How can I calculate/obtain the lengthscale values or most significant features for each individual output of the model?

Solution

The problem is the model itself. The intrinsic coregionalized model (ICM) is set up such, that all outputs are determined by a shared underlying "latent" Gaussian Process. Thus, calling get_most_significant_input_dimension() on a GPy.models.GPCoregionalizationRegression model can only give you one set of input dimensions significant to all outputs together.

The solution is to use a GPy.util.multioutput.LCM model kernel, which is defined as a sum of ICM kernels with a list of individual (latent) GP kernels. It works as follows

import GPy

# Your data
# x = ...
# y = ...

# # ICM case
# kernel = GPy.util.multioutput.ICM(input_dim=x.shape[1],
#                                   num_outputs=y.shape[1],                                                   
#                                   kernel=GPy.kern.RatQuad(input_dim=x.shape[1], ARD=True))

# LCM case
k_list = [GPy.kern.RatQuad(input_dim=x.shape[1], ARD=True) for _ in range(y.shape[1])]
kernel = GPy.util.multioutput.LCM(input_dim=x.shape[1], num_outputs=y.shape[1],
                                              W_rank=rank, kernels_list=k_list)

A reshaping is of the data is needed (This is also necessary for the ICM model and thus independent of the scope of this questions, see here for details)
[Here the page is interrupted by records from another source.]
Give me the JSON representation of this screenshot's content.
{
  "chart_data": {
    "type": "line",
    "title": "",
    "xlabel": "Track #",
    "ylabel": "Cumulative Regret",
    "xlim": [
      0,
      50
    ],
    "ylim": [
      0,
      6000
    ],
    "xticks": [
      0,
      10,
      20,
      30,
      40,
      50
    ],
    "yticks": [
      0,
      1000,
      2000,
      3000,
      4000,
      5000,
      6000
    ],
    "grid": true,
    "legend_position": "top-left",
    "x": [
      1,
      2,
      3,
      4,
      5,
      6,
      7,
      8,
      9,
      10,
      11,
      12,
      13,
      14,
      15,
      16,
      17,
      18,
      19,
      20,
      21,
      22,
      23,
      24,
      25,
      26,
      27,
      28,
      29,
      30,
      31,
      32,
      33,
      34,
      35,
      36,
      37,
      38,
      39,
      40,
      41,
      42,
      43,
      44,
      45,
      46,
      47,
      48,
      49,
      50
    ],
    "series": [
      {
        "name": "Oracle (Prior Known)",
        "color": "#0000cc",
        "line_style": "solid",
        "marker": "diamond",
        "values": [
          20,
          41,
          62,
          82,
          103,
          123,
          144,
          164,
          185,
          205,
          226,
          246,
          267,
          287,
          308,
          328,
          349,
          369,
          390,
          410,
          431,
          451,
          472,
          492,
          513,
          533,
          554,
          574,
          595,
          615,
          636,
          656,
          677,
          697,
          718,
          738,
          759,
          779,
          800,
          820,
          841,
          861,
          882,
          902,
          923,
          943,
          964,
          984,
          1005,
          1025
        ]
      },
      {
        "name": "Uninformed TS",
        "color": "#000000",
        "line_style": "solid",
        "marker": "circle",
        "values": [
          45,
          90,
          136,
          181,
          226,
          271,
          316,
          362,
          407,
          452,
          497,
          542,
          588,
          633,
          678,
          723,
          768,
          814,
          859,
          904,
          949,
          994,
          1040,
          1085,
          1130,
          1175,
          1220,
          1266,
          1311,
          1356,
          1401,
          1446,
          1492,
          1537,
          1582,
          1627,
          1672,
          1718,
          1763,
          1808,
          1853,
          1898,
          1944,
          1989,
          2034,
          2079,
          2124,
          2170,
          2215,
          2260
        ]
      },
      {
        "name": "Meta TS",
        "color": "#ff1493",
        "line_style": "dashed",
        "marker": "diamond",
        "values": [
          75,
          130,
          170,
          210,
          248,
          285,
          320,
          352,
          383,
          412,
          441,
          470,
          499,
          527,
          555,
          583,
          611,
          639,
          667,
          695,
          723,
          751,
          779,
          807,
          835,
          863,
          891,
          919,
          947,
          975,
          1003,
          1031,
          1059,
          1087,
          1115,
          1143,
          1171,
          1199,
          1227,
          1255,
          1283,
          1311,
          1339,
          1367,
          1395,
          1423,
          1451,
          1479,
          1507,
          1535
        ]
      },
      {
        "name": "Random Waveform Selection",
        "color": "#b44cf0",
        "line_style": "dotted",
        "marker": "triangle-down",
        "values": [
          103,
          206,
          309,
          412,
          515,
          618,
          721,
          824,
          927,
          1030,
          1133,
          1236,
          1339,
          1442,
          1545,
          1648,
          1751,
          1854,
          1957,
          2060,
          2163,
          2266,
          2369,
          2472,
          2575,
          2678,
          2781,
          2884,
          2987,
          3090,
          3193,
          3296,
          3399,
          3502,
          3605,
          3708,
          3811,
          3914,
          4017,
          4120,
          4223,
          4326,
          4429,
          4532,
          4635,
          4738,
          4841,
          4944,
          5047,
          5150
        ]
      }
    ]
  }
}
# Reshaping data to fit GPCoregionalizedRegression  
xx = reshape_for_coregionalized_regression(x)
yy = reshape_for_coregionalized_reshaping(y)

m = GPy.models.GPCoregionalizedRegression(xx, yy, kernel=kernel)
m.optimize()

After converged optimization one can call get_most_significant_input_dimension() on an individual latent GPs (here output 0).

sig_inputs_0 = m.sum.ICM0.get_most_significant_input_dimensions()

or looping over all kernels

sig_inputs = []
for part in self.gpy_model.kern.parts:
    sig_inputs.append(part.get_most_significant_input_dimensions())